To then make the enormous lead of faith and say that that proves there was a huge explosion of nothingness seems like pure conjecture. I could just as easily say that there is an object of unimaginable mass outside of our observation that is pulling apart the observable universe. There is as much scientific proof to back up my theory (which I just pulled out of my ass) as the Big Bang.
No, you are just ignorant of the proof concerning the Big Bang. Here's the thing about the universe, light takes time to travel. What that means is when you look at something a billion light-years away, you see what that thing looked like one billion years ago. When you look at the most distant points of our universe, you see a state consistent with the Big Bang theory, that is a hot dense state. We see this in the form of the cosmic microwave background which exists throughout the entire universe as we can see it. As you pointed out, also consistent with the Big Bang model is the entire universe expanding, but not just expanding, every point expanding away from every other point.

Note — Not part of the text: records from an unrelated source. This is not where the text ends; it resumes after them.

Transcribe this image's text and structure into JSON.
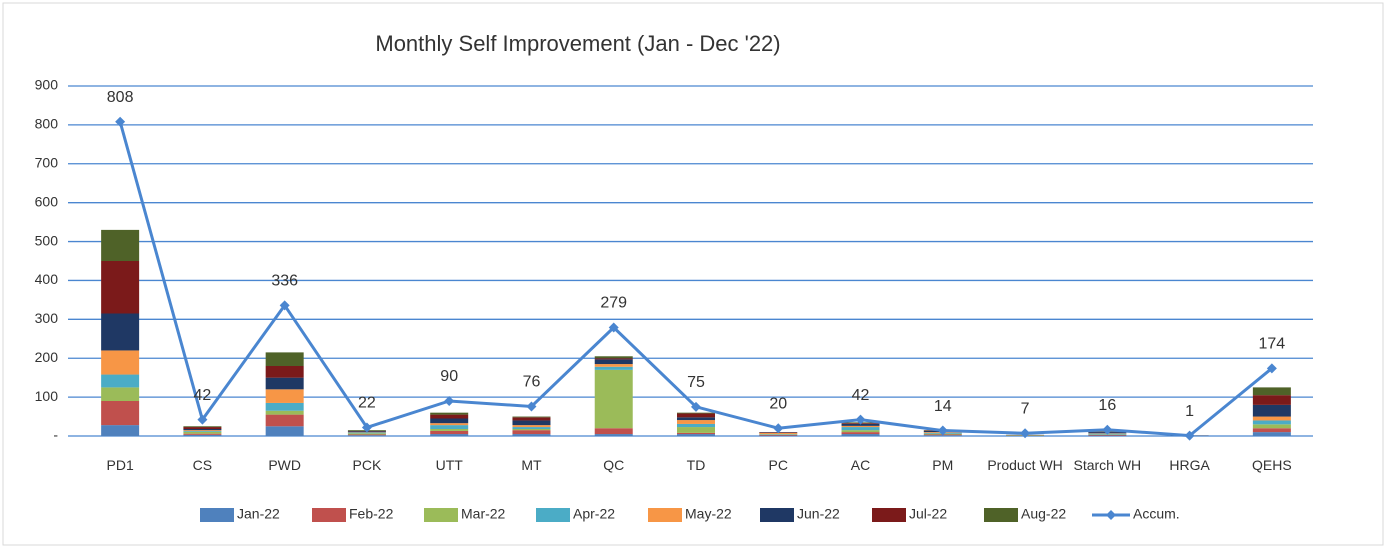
{
  "chart_data": {
    "type": "bar",
    "stacked": true,
    "title": "Monthly Self Improvement (Jan - Dec '22)",
    "categories": [
      "PD1",
      "CS",
      "PWD",
      "PCK",
      "UTT",
      "MT",
      "QC",
      "TD",
      "PC",
      "AC",
      "PM",
      "Product WH",
      "Starch WH",
      "HRGA",
      "QEHS"
    ],
    "series": [
      {
        "name": "Jan-22",
        "color": "#4f81bd",
        "values": [
          28,
          3,
          25,
          2,
          5,
          5,
          5,
          5,
          1,
          5,
          2,
          0,
          1,
          0,
          10
        ]
      },
      {
        "name": "Feb-22",
        "color": "#c0504d",
        "values": [
          62,
          3,
          30,
          2,
          8,
          10,
          15,
          3,
          2,
          5,
          2,
          0,
          2,
          0,
          10
        ]
      },
      {
        "name": "Mar-22",
        "color": "#9bbb59",
        "values": [
          35,
          5,
          10,
          3,
          5,
          3,
          150,
          15,
          1,
          5,
          2,
          1,
          1,
          0,
          10
        ]
      },
      {
        "name": "Apr-22",
        "color": "#4bacc6",
        "values": [
          33,
          2,
          20,
          2,
          10,
          5,
          8,
          8,
          1,
          8,
          2,
          0,
          2,
          0,
          10
        ]
      },
      {
        "name": "May-22",
        "color": "#f79646",
        "values": [
          62,
          2,
          35,
          1,
          5,
          5,
          7,
          10,
          3,
          3,
          2,
          1,
          1,
          0,
          10
        ]
      },
      {
        "name": "Jun-22",
        "color": "#1f3864",
        "values": [
          95,
          3,
          30,
          2,
          12,
          12,
          12,
          7,
          1,
          5,
          3,
          1,
          3,
          1,
          30
        ]
      },
      {
        "name": "Jul-22",
        "color": "#7b1a1a",
        "values": [
          135,
          5,
          30,
          1,
          10,
          8,
          3,
          10,
          1,
          2,
          1,
          0,
          1,
          0,
          25
        ]
      },
      {
        "name": "Aug-22",
        "color": "#4f6228",
        "values": [
          80,
          2,
          35,
          2,
          5,
          2,
          5,
          2,
          0,
          2,
          1,
          0,
          1,
          0,
          20
        ]
      },
      {
        "name": "Accum.",
        "type": "line",
        "color": "#4a86d0",
        "values": [
          808,
          42,
          336,
          22,
          90,
          76,
          279,
          75,
          20,
          42,
          14,
          7,
          16,
          1,
          174
        ]
      }
    ],
    "ylim": [
      0,
      900
    ],
    "yticks": [
      {
        "value": 0,
        "label": "-"
      },
      100,
      200,
      300,
      400,
      500,
      600,
      700,
      800,
      900
    ],
    "grid": true,
    "legend": "bottom"
  }
}
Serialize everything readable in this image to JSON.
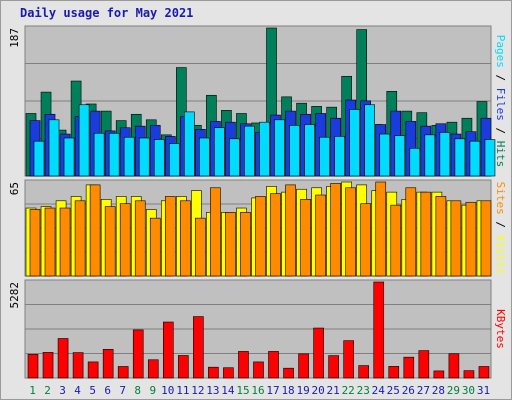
{
  "chart_data": {
    "type": "bar",
    "title": "Daily usage for May 2021",
    "categories": [
      "1",
      "2",
      "3",
      "4",
      "5",
      "6",
      "7",
      "8",
      "9",
      "10",
      "11",
      "12",
      "13",
      "14",
      "15",
      "16",
      "17",
      "18",
      "19",
      "20",
      "21",
      "22",
      "23",
      "24",
      "25",
      "26",
      "27",
      "28",
      "29",
      "30",
      "31"
    ],
    "weekend_days": [
      "1",
      "2",
      "8",
      "9",
      "15",
      "16",
      "22",
      "23",
      "29",
      "30"
    ],
    "panels": [
      {
        "id": "hits-files-pages",
        "ymax_label": "187",
        "ymax": 187,
        "right_label_parts": [
          "Pages",
          "Files",
          "Hits"
        ],
        "right_label_seps": [
          "/",
          "/"
        ],
        "series": [
          {
            "name": "Hits",
            "values": [
              79,
              106,
              58,
              120,
              91,
              82,
              70,
              78,
              71,
              52,
              137,
              64,
              102,
              83,
              79,
              67,
              187,
              100,
              92,
              88,
              87,
              126,
              185,
              65,
              107,
              82,
              80,
              64,
              68,
              73,
              94
            ]
          },
          {
            "name": "Files",
            "values": [
              70,
              78,
              53,
              75,
              82,
              57,
              61,
              63,
              64,
              50,
              75,
              59,
              69,
              68,
              66,
              55,
              77,
              82,
              78,
              79,
              73,
              96,
              95,
              65,
              82,
              69,
              63,
              66,
              53,
              56,
              73
            ]
          },
          {
            "name": "Pages",
            "values": [
              44,
              71,
              48,
              90,
              54,
              54,
              49,
              48,
              46,
              41,
              81,
              48,
              61,
              47,
              63,
              68,
              71,
              64,
              65,
              49,
              50,
              84,
              90,
              53,
              51,
              35,
              52,
              55,
              47,
              44,
              46
            ]
          }
        ],
        "colors": {
          "Hits": "#00805a",
          "Files": "#1a3cdc",
          "Pages": "#00dcff"
        }
      },
      {
        "id": "visits-sites",
        "ymax_label": "65",
        "ymax": 65,
        "right_label_parts": [
          "Sites",
          "Visits"
        ],
        "right_label_seps": [
          "/"
        ],
        "series": [
          {
            "name": "Visits",
            "values": [
              47,
              48,
              52,
              55,
              63,
              53,
              55,
              55,
              46,
              52,
              55,
              59,
              44,
              44,
              47,
              54,
              62,
              58,
              60,
              61,
              62,
              65,
              63,
              59,
              58,
              53,
              58,
              58,
              52,
              49,
              52
            ]
          },
          {
            "name": "Sites",
            "values": [
              46,
              47,
              47,
              52,
              63,
              48,
              50,
              52,
              40,
              55,
              52,
              40,
              61,
              44,
              44,
              55,
              57,
              63,
              53,
              56,
              64,
              61,
              50,
              65,
              49,
              61,
              58,
              55,
              52,
              51,
              52
            ]
          }
        ],
        "colors": {
          "Visits": "#ffff00",
          "Sites": "#ff8c00"
        }
      },
      {
        "id": "kbytes",
        "ymax_label": "5282",
        "ymax": 5282,
        "right_label_parts": [
          "KBytes"
        ],
        "right_label_seps": [],
        "series": [
          {
            "name": "KBytes",
            "values": [
              1300,
              1413,
              2173,
              1398,
              885,
              1577,
              633,
              2645,
              1003,
              3080,
              1238,
              3380,
              595,
              565,
              1462,
              885,
              1462,
              540,
              1328,
              2749,
              1232,
              2055,
              683,
              5282,
              640,
              1147,
              1508,
              390,
              1334,
              405,
              633
            ]
          }
        ],
        "colors": {
          "KBytes": "#ff0000"
        }
      }
    ],
    "colors": {
      "title": "#1a1ab0",
      "weekday_label": "#1a1ab0",
      "weekend_label": "#008040",
      "panel_bg": "#c0c0c0",
      "grid": "#808080"
    }
  }
}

The evidence for the Big Bang is overwhelming, the problem is you are operating on a layman's understanding of the Big Bang as an explosion in nothing, the beginning of the universe. This is inaccurate. The Big Bang does not describe the origin of the universe but the development of the early universe. Truth is anyone with a scientific background in cosmology will tell you we are sorting out where it came from, hypotheses abound. You have ideas that do correspond to what could be called, I suppose, an explosion in nothing such as vacuum shift or symmetry breaking but there are other Big Bang models that use preexisting structures to create the Big Bang as we see it such as the cyclical model or the Ekpyrotic Membrane cosmology. The point is the Big Bang theory covers what we can observe but a number of different models and hypotheses exist to describe where it came from which we can't, yet.